Les deux pirates contemplèrent un instant la boucherie autour d'eux. La quinzaine d'indigènes qui venait de leur bondir dessus était partie en fumée, tremblante sous une pluie de crachats d'espingoles, et à présent réduite en lambeaux de chairs, parfois même éparpillées, en cercle autour de Hildago et Stu.

- Putain, j'leur enfoncerai bien leur arc dans le trou du cul à ces péquenauds !! cracha Hidalgo en pointant l'un des cadavres de sa machette puis en crachant par-dessus son épaisse barbe brune.
- Moi j'le ferai pas, réplique la Nordien. On sait pas c'qui pourrait en sortir, de leur fion.
- Ou y entrer !

Et ils éclatèrent de rire en se tenant les côtes !

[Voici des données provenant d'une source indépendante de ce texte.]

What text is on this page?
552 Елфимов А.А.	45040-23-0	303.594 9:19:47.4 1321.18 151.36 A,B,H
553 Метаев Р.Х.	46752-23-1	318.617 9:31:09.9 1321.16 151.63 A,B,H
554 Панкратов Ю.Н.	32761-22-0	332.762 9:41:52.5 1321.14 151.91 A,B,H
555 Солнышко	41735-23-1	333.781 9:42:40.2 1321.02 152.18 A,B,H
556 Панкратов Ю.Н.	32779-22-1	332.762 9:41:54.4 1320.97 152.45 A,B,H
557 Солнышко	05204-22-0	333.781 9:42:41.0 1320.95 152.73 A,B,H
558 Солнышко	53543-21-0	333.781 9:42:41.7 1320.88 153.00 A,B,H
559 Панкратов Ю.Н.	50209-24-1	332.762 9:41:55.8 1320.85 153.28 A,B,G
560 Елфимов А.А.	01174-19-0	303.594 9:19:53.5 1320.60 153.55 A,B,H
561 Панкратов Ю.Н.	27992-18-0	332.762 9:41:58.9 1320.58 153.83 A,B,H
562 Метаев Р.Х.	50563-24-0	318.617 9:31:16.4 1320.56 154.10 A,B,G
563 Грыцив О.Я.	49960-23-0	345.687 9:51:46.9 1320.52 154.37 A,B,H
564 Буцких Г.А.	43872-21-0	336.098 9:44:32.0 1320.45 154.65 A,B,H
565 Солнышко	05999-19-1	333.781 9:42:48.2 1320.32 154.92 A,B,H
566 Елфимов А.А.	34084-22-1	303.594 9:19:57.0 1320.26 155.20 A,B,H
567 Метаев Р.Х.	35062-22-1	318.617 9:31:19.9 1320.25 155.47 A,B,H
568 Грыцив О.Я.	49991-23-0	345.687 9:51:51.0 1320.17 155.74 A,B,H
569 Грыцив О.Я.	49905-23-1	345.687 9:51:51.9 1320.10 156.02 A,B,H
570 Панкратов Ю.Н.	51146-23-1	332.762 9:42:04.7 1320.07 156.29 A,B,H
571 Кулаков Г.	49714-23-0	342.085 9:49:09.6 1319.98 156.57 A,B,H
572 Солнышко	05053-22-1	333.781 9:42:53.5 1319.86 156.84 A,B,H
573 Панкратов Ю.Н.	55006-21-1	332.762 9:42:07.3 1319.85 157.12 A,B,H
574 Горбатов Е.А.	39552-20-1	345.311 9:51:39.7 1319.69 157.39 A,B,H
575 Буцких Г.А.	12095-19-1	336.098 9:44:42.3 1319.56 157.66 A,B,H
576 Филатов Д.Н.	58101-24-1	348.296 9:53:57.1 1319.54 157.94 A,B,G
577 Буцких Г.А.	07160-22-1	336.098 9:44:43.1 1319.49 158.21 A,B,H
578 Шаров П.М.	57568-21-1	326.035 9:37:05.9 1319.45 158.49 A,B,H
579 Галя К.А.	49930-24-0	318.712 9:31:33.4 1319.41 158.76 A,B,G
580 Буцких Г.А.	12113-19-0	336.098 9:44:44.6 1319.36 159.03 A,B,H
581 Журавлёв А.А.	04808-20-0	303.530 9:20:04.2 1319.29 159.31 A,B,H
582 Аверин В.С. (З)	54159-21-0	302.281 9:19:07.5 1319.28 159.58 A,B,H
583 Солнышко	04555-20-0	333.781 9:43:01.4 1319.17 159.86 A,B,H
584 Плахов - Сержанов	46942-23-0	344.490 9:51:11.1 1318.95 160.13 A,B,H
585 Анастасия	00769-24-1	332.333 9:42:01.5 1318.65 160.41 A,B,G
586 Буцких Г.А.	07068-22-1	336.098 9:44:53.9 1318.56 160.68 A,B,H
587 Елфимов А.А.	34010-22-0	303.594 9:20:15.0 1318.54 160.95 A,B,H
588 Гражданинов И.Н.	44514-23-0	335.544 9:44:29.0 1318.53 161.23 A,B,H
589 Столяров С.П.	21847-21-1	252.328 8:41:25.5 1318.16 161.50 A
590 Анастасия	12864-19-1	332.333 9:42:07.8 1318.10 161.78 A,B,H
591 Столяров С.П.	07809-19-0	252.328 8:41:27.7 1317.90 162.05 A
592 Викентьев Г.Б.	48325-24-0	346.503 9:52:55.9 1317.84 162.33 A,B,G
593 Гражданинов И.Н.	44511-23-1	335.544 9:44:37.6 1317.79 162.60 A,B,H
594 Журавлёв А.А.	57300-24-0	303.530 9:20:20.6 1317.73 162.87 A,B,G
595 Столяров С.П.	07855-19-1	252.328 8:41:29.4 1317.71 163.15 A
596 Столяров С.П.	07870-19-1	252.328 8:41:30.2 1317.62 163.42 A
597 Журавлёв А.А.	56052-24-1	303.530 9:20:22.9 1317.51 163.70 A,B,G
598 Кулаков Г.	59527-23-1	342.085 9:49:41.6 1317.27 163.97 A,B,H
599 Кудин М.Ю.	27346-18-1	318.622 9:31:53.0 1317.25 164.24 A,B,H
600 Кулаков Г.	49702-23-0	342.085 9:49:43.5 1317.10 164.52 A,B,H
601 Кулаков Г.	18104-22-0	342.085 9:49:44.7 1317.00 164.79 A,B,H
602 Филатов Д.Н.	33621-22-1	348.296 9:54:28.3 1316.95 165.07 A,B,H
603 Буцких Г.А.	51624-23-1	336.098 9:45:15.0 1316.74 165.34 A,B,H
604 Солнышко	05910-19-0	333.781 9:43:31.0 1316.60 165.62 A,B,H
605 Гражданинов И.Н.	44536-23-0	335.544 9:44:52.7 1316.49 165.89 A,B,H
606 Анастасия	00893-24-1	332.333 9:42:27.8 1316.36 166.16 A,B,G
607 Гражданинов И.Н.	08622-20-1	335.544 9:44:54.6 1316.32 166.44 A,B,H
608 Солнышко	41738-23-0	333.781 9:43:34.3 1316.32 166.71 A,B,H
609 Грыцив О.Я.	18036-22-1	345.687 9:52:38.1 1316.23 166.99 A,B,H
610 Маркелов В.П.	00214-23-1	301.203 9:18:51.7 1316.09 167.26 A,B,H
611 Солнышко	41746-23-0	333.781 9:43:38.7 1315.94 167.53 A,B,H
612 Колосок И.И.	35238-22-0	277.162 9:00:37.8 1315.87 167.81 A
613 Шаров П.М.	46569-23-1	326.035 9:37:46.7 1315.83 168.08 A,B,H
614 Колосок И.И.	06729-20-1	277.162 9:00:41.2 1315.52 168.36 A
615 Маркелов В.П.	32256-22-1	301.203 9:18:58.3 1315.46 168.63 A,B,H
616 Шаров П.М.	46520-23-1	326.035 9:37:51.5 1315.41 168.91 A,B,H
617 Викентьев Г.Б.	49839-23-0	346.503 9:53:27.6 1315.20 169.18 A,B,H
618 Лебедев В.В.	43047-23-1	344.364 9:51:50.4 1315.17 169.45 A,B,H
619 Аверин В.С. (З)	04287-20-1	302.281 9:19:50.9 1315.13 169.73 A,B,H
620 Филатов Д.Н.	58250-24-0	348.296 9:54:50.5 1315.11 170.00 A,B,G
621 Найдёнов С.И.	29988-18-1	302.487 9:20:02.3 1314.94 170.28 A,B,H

- C'est comme la grosse Rosa, ça ! Celle d'Argenterie tu te rappelles ?
- La pute ? Bien sûr ! Qui ne connaissait pas Rosa ? Toute Argenterie lui est passée dessus, par la Garce ! Elle m'a même offert son cul, à moi !
- Elle offrait son cul à tout le monde t'façons.
- Ouais. C'est son mac. Pour pas tomber enceinte.
- Tu dis n'importe quoi Gros-Pif ! C'est juste que Rosa c'était une sacré salope et qu'elle aimait c'qu'on lui mettait, v'là tout et v'là ce que j'en dis, moi !
- Hé une minute !

Les deux pirates se turent.

- Tu as entendu ?
- Quoi ?
- Je sais pas. Y en a encore un, je crois.
- Pfft ! Si un autre de ces trous du cul face-de-palmier se pointe, je lui fais un troisième trou de nez !
- Ou un deuxième trou du cul.

Et sur cette plaisanterie tout autant fine que spirituelle, les hommes de l'Ondinois se baissèrent afin de ramasser le gibier qu'ils avaient tombé avant de tomber sur les indigènes. Le sanglier, lié à une perche taillé dans du bois, pendait par les pattes dans le vide. Les deux hommes hissèrent chacun la perche sur leurs épaules, et tournèrent les talons.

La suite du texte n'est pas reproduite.